In a new report published Friday, the World Health Organization and UNICEF said their figures show 25 million children last year failed to get vaccinated against diptheria, tetanus and pertussis, a marker for childhood immunization coverage, continuing a downward trend that began in 2019.
"This is a red alert for child health," said Catherine Russell, UNICEF's Executive Director.
"We are witnessing the largest sustained drop in childhood immunization in a generation," she said, adding that the consequences would be measured in lives lost.
Data showed the vast majority of the children who failed to get immunized were living in developing countries, namely Ethiopia, India, Indonesia, Nigeria and the Philippines. While vaccine coverage fell in every world region, the worst effects were seen in East Asia and the Pacific.
Experts said this "historic backsliding" in vaccination coverage was especially disturbing since it was occurring as rates of severe malnutrition were rising.

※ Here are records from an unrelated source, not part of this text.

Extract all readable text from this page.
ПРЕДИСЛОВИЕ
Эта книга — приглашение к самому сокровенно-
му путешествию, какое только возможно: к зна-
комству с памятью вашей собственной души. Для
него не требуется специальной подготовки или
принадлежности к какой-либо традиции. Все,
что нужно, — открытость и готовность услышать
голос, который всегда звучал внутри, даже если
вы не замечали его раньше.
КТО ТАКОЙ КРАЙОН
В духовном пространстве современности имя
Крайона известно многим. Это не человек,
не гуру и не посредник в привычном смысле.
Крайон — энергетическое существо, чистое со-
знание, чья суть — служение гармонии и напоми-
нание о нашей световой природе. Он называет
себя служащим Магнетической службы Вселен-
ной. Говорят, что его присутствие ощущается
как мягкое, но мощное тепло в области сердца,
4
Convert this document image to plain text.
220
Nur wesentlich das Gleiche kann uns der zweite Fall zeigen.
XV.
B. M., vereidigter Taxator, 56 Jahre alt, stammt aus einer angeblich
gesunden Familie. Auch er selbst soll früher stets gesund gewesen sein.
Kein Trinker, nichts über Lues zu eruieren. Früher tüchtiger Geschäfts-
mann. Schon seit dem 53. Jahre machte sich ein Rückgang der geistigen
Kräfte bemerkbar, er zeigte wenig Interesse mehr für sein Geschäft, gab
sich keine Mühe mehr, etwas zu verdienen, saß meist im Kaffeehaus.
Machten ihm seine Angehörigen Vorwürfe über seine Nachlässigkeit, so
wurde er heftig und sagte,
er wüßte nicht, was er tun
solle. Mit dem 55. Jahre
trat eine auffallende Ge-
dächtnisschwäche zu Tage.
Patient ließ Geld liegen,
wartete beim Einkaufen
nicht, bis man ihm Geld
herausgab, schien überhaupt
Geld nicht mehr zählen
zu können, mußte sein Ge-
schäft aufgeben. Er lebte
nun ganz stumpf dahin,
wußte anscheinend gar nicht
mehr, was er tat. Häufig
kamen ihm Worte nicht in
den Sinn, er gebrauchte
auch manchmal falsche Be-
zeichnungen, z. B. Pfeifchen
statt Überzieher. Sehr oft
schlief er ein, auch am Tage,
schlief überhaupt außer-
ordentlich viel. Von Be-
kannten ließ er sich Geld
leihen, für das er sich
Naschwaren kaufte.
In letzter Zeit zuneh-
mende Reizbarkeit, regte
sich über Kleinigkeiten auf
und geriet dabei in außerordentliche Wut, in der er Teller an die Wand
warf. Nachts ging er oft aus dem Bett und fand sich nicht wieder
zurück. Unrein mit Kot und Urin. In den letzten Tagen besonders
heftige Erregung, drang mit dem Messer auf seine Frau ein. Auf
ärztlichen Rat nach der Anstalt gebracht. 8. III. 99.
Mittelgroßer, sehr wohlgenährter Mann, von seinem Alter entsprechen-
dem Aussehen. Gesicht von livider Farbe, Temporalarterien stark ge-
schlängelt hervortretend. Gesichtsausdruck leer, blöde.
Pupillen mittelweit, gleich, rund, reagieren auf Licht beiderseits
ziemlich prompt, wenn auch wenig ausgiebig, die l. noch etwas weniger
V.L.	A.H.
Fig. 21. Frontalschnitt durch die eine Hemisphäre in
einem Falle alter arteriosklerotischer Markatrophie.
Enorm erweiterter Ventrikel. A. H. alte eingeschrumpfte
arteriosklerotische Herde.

Malnourished children typically have weaker immune systems and infections like measles can often prove fatal to them.
"The convergence of a hunger crisis with a growing immunization gap threatens to create the conditions for a child survival crisis," the U.N. said.

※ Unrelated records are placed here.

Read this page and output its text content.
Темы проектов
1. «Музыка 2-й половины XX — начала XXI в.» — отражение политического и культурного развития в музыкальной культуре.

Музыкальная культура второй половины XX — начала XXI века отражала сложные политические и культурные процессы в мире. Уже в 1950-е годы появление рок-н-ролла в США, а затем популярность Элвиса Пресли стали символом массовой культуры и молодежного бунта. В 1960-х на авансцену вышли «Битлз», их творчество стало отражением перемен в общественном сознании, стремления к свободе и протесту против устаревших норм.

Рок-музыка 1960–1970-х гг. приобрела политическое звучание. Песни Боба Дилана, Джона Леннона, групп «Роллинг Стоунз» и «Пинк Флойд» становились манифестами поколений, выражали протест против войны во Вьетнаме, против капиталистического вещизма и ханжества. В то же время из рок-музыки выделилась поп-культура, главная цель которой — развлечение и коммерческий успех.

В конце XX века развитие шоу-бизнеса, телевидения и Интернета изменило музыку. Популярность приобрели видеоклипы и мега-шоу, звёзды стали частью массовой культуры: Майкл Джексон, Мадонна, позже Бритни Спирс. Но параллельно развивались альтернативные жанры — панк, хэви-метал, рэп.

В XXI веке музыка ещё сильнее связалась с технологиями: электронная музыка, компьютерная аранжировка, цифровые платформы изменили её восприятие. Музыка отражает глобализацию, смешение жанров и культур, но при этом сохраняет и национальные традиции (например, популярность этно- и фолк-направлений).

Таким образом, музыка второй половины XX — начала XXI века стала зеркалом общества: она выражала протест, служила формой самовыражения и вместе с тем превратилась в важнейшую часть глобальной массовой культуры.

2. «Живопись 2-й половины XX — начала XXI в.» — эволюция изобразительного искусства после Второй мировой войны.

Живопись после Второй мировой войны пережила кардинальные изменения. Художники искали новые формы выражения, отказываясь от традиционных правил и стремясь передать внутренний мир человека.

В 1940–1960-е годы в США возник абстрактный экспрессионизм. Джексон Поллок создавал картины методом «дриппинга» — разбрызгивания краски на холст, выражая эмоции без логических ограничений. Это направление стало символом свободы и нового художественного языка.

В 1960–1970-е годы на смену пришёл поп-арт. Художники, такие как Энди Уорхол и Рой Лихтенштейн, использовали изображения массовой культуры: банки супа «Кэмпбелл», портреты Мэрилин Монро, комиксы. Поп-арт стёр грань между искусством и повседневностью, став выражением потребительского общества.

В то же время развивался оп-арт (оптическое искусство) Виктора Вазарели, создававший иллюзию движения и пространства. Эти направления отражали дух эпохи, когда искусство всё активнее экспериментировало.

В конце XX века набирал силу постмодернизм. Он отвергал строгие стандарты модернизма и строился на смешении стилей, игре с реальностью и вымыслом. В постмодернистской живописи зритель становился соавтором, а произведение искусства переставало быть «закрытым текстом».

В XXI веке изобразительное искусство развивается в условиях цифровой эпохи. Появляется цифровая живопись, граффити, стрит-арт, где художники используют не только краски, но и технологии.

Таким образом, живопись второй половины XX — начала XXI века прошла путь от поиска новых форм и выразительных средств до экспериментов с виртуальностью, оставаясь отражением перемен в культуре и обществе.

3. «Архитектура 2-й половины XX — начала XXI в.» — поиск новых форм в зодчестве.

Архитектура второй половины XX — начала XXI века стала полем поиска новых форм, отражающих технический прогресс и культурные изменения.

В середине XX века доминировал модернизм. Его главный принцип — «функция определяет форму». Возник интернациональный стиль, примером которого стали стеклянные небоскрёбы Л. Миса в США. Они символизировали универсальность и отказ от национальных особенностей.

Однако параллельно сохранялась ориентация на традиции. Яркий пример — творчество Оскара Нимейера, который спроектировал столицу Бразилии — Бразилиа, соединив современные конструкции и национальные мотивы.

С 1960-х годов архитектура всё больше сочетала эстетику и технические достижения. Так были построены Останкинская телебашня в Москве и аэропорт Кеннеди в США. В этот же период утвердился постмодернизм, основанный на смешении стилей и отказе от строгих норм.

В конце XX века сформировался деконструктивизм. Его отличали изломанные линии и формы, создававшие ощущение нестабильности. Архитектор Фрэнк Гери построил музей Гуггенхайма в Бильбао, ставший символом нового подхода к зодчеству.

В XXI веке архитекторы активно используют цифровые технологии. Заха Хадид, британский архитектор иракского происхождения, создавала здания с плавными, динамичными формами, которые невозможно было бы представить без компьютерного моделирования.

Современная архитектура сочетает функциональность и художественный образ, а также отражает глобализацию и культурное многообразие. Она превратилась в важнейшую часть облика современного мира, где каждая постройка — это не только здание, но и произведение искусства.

Scientists said low vaccine coverage rates had already resulted in preventable outbreaks of diseases like measles and polio. In March 2020, WHO and partners asked countries to suspend their polio eradication efforts amid the accelerating COVID-19 pandemic. There have since been dozens of polio epidemics in more than 30 countries.
"This is particularly tragic as tremendous progress was made in the two decades before the COVID pandemic to improve childhood vaccination rates globally," said Helen Bedford, a professor of children's health at University College London, who was not connected to the U.N. report. She said the news was shocking but not surprising, noting that immunization services are frequently an "early casualty" of major social or economic disasters.
Dr. David Elliman, a consultant pediatrician at Britain's Great Ormond Street Hospital for Children, said it was critical to reverse the declining vaccination trend among children.
"The effects of what happens in one part of the world can ripple out to affect the whole globe," he said in a statement, noting the rapid spread of COVID-19 and, more recently, monkeypox. "Whether we act on the basis of ethics or 'enlightened self interest,' we must put (children) top of our list of priorities."